When I arrived home this summer I asked around for new Romanian music that might be worth a listen. I didn’t get many suggestions–the lead singer of a Romanian rock band actually replied to my query in an e-mail saying: “Are you serious?”
It was at that point that Luiza told me I should look at Romanian film to see things moving. Now, almost three months into my stay, I can say she was right. The cherry was served tonight tonight when I laughed so hard that found myself muttering outloud: “this is so good, this is soooo goood!”
Tonight I saw “A fost sau n-a fost?” (“Was there or wasn’t there?”), another film about the Romanian revolution. It was precedeed by “Cum mi-am petrecut sfarsitul lumii” and will be followed shortly by “Hartia va fi albastra” (“The paper will be blue”). This is no Romanian revolution trilogy, just a happy coincidence out of which I believe “A fost sau n-a fost” will stand out. This is the best Romanian movie I have seen in my life and certainly the most lighthearted one despite its sober premise. Thank you Corneliu Porumboiu.
We’re in a Romanian city, 16 years after the 1989 revolution. A pensioneer, a history teacher and a TV journalist come together in a local TV broadcast to discuss whether their town experienced a revolution or not. This is no big picture debate over whether Romania experienced a revolution. Actually, it smartly takes for granted the fact that something happened in Timisoara and Bucuresti. But what about the smaller cities? Did they join in?
For the over zealous local TV journalist who tends to quote mythology as he opens the show, whether a revolution happened or not is determined by the time people took to the streets. If they were protesting in the square before 12:08 PM (the time when Ceausescu fled the Bucharest Communist party headquarters on Dec. 22, 1989) than it was a revolution because people would have been there without knowing how the events would play out. They would have taken a risk. If they came after 12:08 PM then it wasn’t a revolution.
His guests don’t question the premise but don’t dwell on the significance of the time either. The history professor says he was in the square before 12:08 PM although several callers to the show accuse him of being a drunkard (true) and a liar. The pensioneer admits he only came after 12:08 because it was the safer alternative.
The movie’s best feature is that it doesn’t take this debate too seriously. The production of the broadcast is a complete failure, the guests are bored (the old man makes paper airplanes), the callers use foul language and the host loses his temper. In the end their debate doesn’t illuminate the question it wanted to, but it tells us viewers that it’s perfectly OK if the revolution wasn’t the seminal event in our life.
For the host it was his chance to jump from textiles into journalism (not much seems to have changed in his approach to working), for the professor it was another failed opportunity to make something good of himself, and for the old man it was just another day that started with a domestic quarrel. To those that the revolution touched personally (a woman caller whose son died that December), the answer to the question doesn’t matter anymore. What matters to her is that it’s finally snowing outside and Christmas is near.
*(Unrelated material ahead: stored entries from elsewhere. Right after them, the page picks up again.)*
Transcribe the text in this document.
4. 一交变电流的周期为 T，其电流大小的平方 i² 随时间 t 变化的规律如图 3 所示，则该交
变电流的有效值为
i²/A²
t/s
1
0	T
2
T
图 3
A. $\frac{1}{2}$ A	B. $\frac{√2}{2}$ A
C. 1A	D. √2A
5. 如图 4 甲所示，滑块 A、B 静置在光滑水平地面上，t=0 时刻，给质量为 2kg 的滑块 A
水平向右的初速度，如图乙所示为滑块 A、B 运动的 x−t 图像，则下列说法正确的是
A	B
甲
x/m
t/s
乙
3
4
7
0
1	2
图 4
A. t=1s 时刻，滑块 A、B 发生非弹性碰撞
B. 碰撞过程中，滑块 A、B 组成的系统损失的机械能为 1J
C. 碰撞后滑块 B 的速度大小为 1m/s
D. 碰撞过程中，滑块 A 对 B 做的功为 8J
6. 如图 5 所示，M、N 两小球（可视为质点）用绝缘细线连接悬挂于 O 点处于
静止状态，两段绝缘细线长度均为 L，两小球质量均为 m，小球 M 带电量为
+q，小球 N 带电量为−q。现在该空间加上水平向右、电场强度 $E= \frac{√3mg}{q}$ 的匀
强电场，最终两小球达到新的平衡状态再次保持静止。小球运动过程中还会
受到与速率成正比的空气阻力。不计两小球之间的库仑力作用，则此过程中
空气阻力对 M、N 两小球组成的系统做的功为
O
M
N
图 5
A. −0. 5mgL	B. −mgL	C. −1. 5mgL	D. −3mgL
There is another wonderful character in this film–a Chinese immigrant who owns a little store in this city. People bully him and pick on him for being foreign and for selling firecrackers to children, but he loves them anyway because they are the family he lives among. Despite all their faults, he is willing to wait until they all come to their senses.
I guess that’s how many of us are. Waiting for the country to come to its senses. With movies like this one, I’m more and more optimistic that it’s on the right track.
*** The film’s English language title at festivals was: “12:08 East of Bucharest.”